Снова обмен револьверами. Стволы в небо. У Тумгоева выстрел случился сразу же, «Добролюбов» преуспел на третьей попытке.
Самоубийцы встали, сошлись грудью и, полуобнявшись, похлопали друг друга по спинам.
Ни слова. Все разошлись по своим делам.
Божий суд, вот что произошло, подумал Милик. Аллаху ведомо, кто предатель, и, если один из двоих оказался бы им, он знал бы, кого покарать. Самоубийством. Тумгоев и «Добролюбов» не стреляли друг в друга, и, случись одному из них погибнуть в результате этой «чеченской рулетки», он пал бы достойно, от собственной руки и без повода для кровной мести…
— Ах, мудрецы, — сказал Милик возбужденно Кащею. Больше вокруг никого не осталось. Исмаилов тоже исчез.

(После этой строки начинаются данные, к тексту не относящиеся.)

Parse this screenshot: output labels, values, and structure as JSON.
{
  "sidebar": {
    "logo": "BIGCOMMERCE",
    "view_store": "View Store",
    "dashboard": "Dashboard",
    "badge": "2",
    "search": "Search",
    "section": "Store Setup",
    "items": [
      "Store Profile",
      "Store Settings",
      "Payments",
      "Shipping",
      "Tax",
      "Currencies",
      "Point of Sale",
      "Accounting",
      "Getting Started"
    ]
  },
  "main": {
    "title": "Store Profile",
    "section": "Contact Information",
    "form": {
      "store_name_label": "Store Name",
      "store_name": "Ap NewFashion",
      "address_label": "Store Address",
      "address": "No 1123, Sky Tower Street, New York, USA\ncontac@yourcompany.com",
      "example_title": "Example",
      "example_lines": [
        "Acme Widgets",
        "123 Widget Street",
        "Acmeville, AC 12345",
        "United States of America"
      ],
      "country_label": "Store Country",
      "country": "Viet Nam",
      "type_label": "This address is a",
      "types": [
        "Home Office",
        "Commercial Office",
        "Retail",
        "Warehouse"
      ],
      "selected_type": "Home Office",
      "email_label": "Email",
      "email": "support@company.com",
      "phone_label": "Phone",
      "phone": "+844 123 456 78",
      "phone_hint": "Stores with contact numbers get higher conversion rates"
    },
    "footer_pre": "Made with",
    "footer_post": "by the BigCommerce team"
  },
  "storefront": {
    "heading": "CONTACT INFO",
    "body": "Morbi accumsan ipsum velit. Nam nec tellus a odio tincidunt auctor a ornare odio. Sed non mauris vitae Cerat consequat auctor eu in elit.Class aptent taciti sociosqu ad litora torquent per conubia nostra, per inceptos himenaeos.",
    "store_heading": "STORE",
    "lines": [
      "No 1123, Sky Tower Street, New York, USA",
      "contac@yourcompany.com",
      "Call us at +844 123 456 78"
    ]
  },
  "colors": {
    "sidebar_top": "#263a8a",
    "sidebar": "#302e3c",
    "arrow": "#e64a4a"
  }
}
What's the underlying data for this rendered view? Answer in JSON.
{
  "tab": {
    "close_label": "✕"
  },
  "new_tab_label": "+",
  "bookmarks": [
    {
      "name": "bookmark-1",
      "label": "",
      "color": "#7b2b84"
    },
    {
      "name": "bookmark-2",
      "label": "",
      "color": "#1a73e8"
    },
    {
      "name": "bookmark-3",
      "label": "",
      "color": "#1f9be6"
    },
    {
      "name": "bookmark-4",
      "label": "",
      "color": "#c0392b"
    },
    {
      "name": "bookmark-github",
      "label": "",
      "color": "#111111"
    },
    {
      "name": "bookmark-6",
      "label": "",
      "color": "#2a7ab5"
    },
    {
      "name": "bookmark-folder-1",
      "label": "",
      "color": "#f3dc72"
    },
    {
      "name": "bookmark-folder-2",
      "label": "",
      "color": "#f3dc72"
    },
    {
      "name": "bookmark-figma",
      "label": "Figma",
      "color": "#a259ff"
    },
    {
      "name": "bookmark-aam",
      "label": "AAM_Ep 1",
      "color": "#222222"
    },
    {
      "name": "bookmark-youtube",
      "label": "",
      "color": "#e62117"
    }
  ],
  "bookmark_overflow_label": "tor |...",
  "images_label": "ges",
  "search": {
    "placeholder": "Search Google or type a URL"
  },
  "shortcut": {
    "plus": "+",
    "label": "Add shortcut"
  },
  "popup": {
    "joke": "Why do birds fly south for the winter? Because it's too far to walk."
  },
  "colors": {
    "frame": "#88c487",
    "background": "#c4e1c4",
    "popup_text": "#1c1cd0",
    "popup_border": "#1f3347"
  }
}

Старик считал деньги, слюнявя пальцы с фиолетовым трауром под заскорузлыми ногтями. Пачка была толстой, за пользование редкой игрушкой заплатили знатно.
— Посмотрю? — спросил он казака.
Гребенской Кащей, не отводя слезящихся глаз от пятисотрублевых купюр, приостановил шевеление губ, кивнул и сказал без досады:
— Сбился из-за тебя, прости Господи! Да вить и то приятно посчитать по новой-то, а?
Длинноствольная пушка весом под килограмм имела марку «Гассер Патент» на приствольной раме и маленькую коронку с латинской «N» на цевье возле рукояти.
Милик откинул ствол, экстрактором выбросил стреляную гильзу. Она оказалась современной — «магнум» калибра 44, по европейскому стандарту одиннадцать миллиметров. Полголовы снесет, как отрубит. Или выходную дырку с кулак между лопаток проделает…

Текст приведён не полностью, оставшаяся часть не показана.